An undersea volcanic eruption near the Kingdom of Tonga Saturday afternoon (January 15) triggered tsunami waves, flooding, and ash in the sky. Communication lines are down and further updates will follow as they come to hand.
Elder Ian S. Ardern, Pacific Area President of The Church of Jesus Christ of Latter-day Saints, said on January 17, “We are praying earnestly for our brothers and sisters in Tonga, and for their loved ones across the world who are waiting for news. We are working with the government and other officials in the region to identify urgent needs and how we can support efforts to alleviate suffering and help communities get back on their feet after this disaster. It is in times such as these that we are grateful for the generosity of members of the Church who donate to the Church Humanitarian fund for there will be a need of temporal assistance in Tonga.”

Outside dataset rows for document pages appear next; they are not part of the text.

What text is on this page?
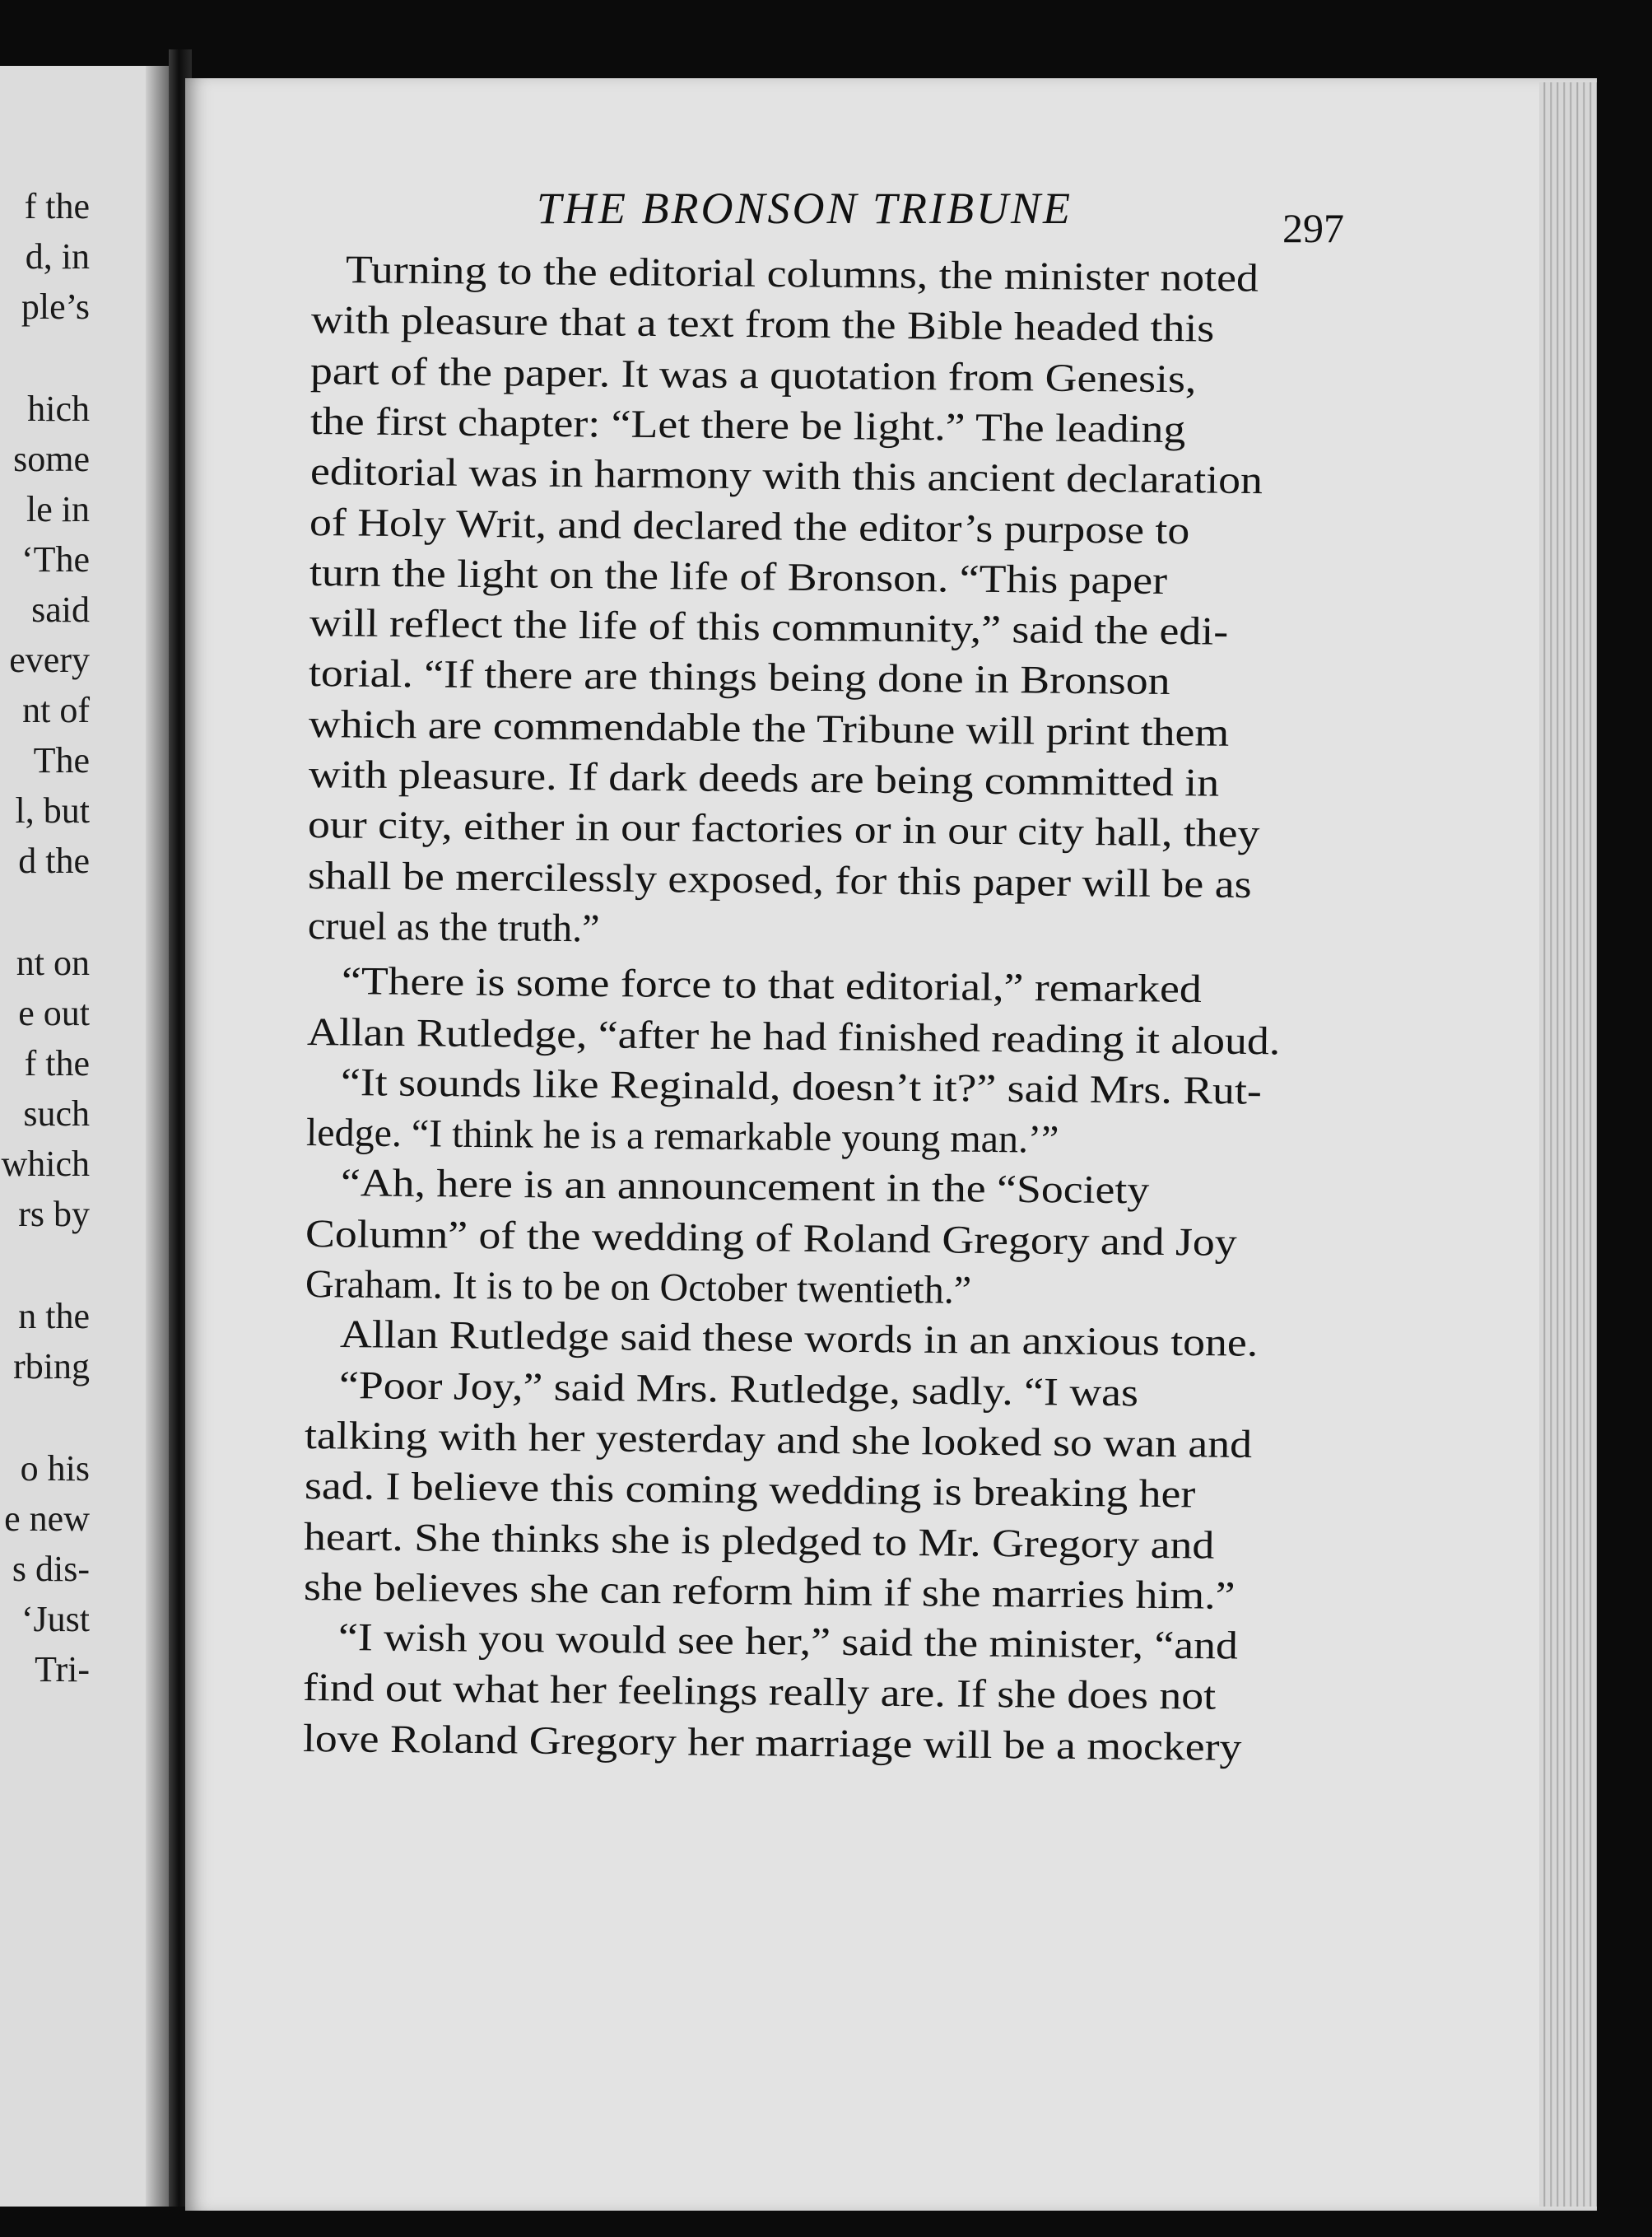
f the
d, in
ple’s
hich
some
le in
‘The
said
every
nt of
The
l, but
d the
nt on
e out
f the
such
which
rs by
n the
rbing
o his
e new
s dis-
‘Just
Tri-
THE BRONSON TRIBUNE	297
Turning to the editorial columns, the minister noted
with pleasure that a text from the Bible headed this
part of the paper. It was a quotation from Genesis,
the first chapter: “Let there be light.” The leading
editorial was in harmony with this ancient declaration
of Holy Writ, and declared the editor’s purpose to
turn the light on the life of Bronson. “This paper
will reflect the life of this community,” said the edi-
torial. “If there are things being done in Bronson
which are commendable the Tribune will print them
with pleasure. If dark deeds are being committed in
our city, either in our factories or in our city hall, they
shall be mercilessly exposed, for this paper will be as
cruel as the truth.”
“There is some force to that editorial,” remarked
Allan Rutledge, “after he had finished reading it aloud.
“It sounds like Reginald, doesn’t it?” said Mrs. Rut-
ledge. “I think he is a remarkable young man.’”
“Ah, here is an announcement in the “Society
Column” of the wedding of Roland Gregory and Joy
Graham. It is to be on October twentieth.”
Allan Rutledge said these words in an anxious tone.
“Poor Joy,” said Mrs. Rutledge, sadly. “I was
talking with her yesterday and she looked so wan and
sad. I believe this coming wedding is breaking her
heart. She thinks she is pledged to Mr. Gregory and
she believes she can reform him if she marries him.”
“I wish you would see her,” said the minister, “and
find out what her feelings really are. If she does not
love Roland Gregory her marriage will be a mockery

Missionaries serving in the Tonga Nuku’alofa Mission are safe. Due to communication channels being down to outer islands, no contact has been made, to this point, with missionaries in Tonga’s second mission, the Tonga Outer Island Mission.
There is significant water damage to foreshore homes and businesses on Tongatapu. There is phone communication on Tongatapu but not internationally or between the Islands of Tonga. The International phone lines are not functioning due to what is suspected to be issues with the underwater communication cable.
The New Zealand Government reported on the weekend that it plans to send a surveillance flight on Monday, circumstances permitting. At the moment, volcanic ash is preventing flights.
Ash has stopped falling as of early Sunday afternoon (Tonga time) but has left a film of black volcanic ash across the Island. In the words of local Church leader, Elder Inoke Kupu, “There is only one colour in Tonga right now, and that is a dark dust.”
The Church will assist in the distribution of 50,000 donated masks, already in Tonga, sent previously for pandemic purposes. The masks are being distributed to prevent the inhaling of volcanic dust.
Church leaders continue to liaise with government officials so the Church can support humanitarian efforts in the coming days and weeks.
Drinking water is the immediate need. The Church will support the provision of water to communities, as needed, as assessments by government authorities continue.
The Church’s Liahona High School and some Latter-day Saint chapels are in use by those evacuated from coastal areas.
The Church has an emergency supplies container in Tonga which is being used. More updates will be provided as they become available.